三方ケ原の戦いの前、羽入八幡にて戦勝を祈願した家康は、裏に「十六」と鋳付けられた嘉定通宝を拾って縁起をかつぎ、家臣の大久保藤五郎 (おおくぼとうごろう) は手製の菓子を献上します。この故事にちなんで嘉祥は、江戸幕府でも盛大に行われました。江戸城大広間 500 畳に 2万個をこえる羊羹や饅頭などの菓子が並べられ、将軍から大名・旗本へ与えられます。もっとも将軍が手ずから菓子を与えるのは最初だけで、以後は途中で奥へ退出してしまい、大名・旗本は自ら菓子を取りました。2代将軍秀忠 (ひでただ) までは、将軍自ら菓子を与えたので数日肩が痛かったとのことです。ちなみに家康に菓子を献上した大久保藤五郎は、後に主水(もんと)を名乗り、幕府の御用菓子屋となり、嘉祥に深く関わっています。

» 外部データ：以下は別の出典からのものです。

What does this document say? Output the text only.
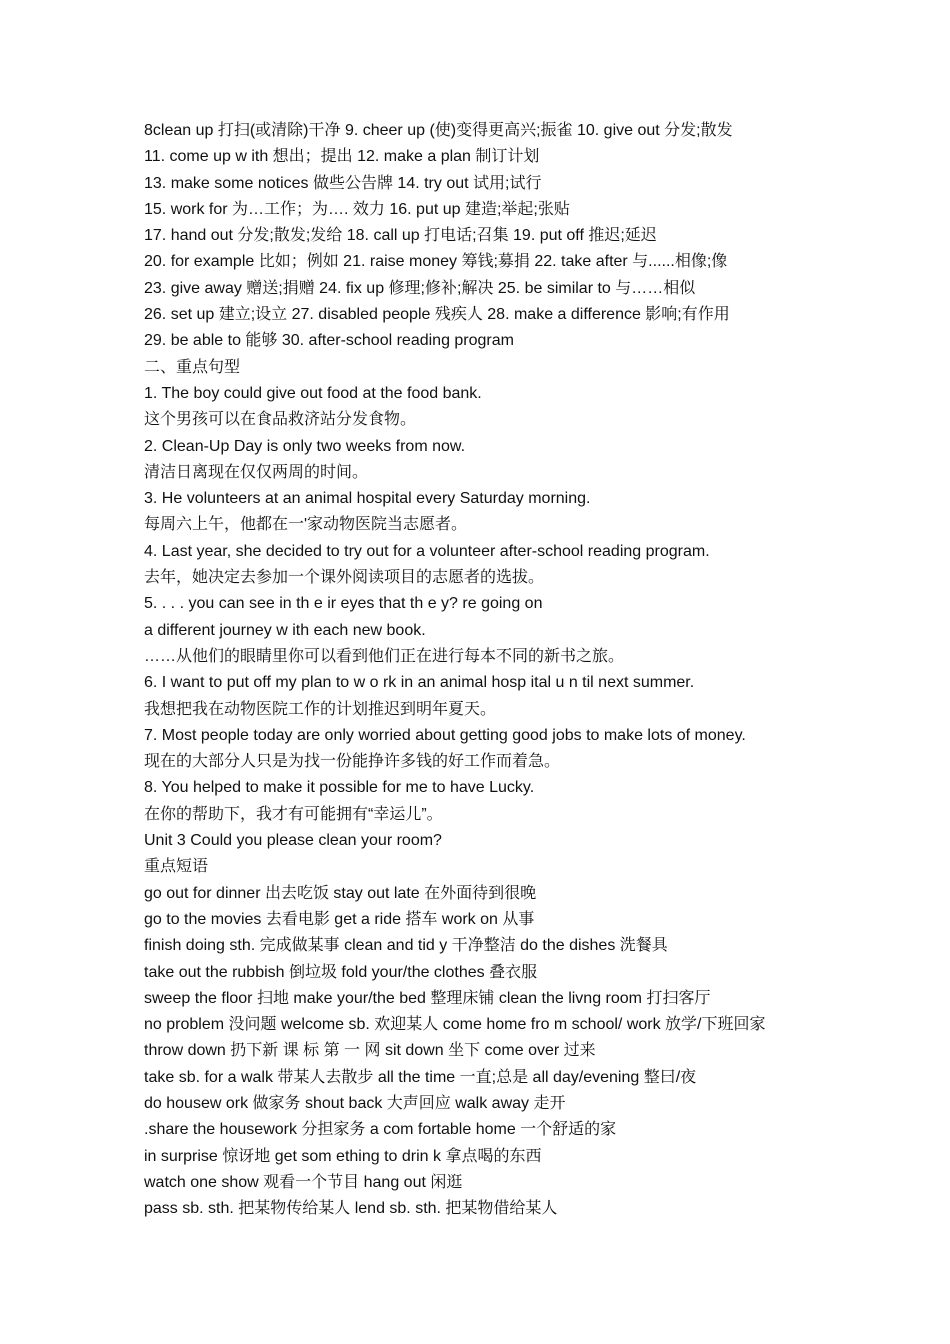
8clean up 打扫(或清除)干净 9. cheer up (使)变得更高兴;振雀 10. give out 分发;散发
11. come up w ith 想出；提出 12. make a plan 制订计划
13. make some notices 做些公告牌 14. try out 试用;试行
15. work for 为…工作；为…. 效力 16. put up 建造;举起;张贴
17. hand out 分发;散发;发给 18. call up 打电话;召集 19. put off 推迟;延迟
20. for example 比如；例如 21. raise money 筹钱;募捐 22. take after 与......相像;像
23. give away 赠送;捐赠 24. fix up 修理;修补;解决 25. be similar to 与……相似
26. set up 建立;设立 27. disabled people 残疾人 28. make a difference 影响;有作用
29. be able to 能够 30. after-school reading program
二、重点句型
1. The boy could give out food at the food bank.
这个男孩可以在食品救济站分发食物。
2. Clean-Up Day is only two weeks from now.
清洁日离现在仅仅两周的时间。
3. He volunteers at an animal hospital every Saturday morning.
每周六上午，他都在一'家动物医院当志愿者。
4. Last year, she decided to try out for a volunteer after-school reading program.
去年，她决定去参加一个课外阅读项目的志愿者的选拔。
5. . . . you can see in th e ir eyes that th e y? re going on
a different journey w ith each new book.
……从他们的眼睛里你可以看到他们正在进行每本不同的新书之旅。
6. I want to put off my plan to w o rk in an animal hosp ital u n til next summer.
我想把我在动物医院工作的计划推迟到明年夏天。
7. Most people today are only worried about getting good jobs to make lots of money.
现在的大部分人只是为找一份能挣许多钱的好工作而着急。
8. You helped to make it possible for me to have Lucky.
在你的帮助下，我才有可能拥有“幸运儿”。
Unit 3 Could you please clean your room?
重点短语
go out for dinner 出去吃饭 stay out late 在外面待到很晚
go to the movies 去看电影 get a ride 搭车 work on 从事
finish doing sth. 完成做某事 clean and tid y 干净整洁 do the dishes 洗餐具
take out the rubbish 倒垃圾 fold your/the clothes 叠衣服
sweep the floor 扫地 make your/the bed 整理床铺 clean the livng room 打扫客厅
no problem 没问题 welcome sb. 欢迎某人 come home fro m school/ work 放学/下班回家
throw down 扔下新 课 标 第 一 网 sit down 坐下 come over 过来
take sb. for a walk 带某人去散步 all the time 一直;总是 all day/evening 整曰/夜
do housew ork 做家务 shout back 大声回应 walk away 走开
.share the housework 分担家务 a com fortable home 一个舒适的家
in surprise 惊讶地 get som ething to drin k 拿点喝的东西
watch one show 观看一个节目 hang out 闲逛
pass sb. sth. 把某物传给某人 lend sb. sth. 把某物借给某人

明治以後、嘉祥の儀式は廃 (すた) れてしまいました。昭和54年 (1979) 、全国和菓子協会では嘉祥の行われた 6月16日を和菓子の日と定め、さまざまな行事を行っています。また、虎屋では幕末頃に御所へお納めした七種類の嘉祥菓子をはじめ嘉祥饅頭や嘉祥蒸羊羹を販売しています。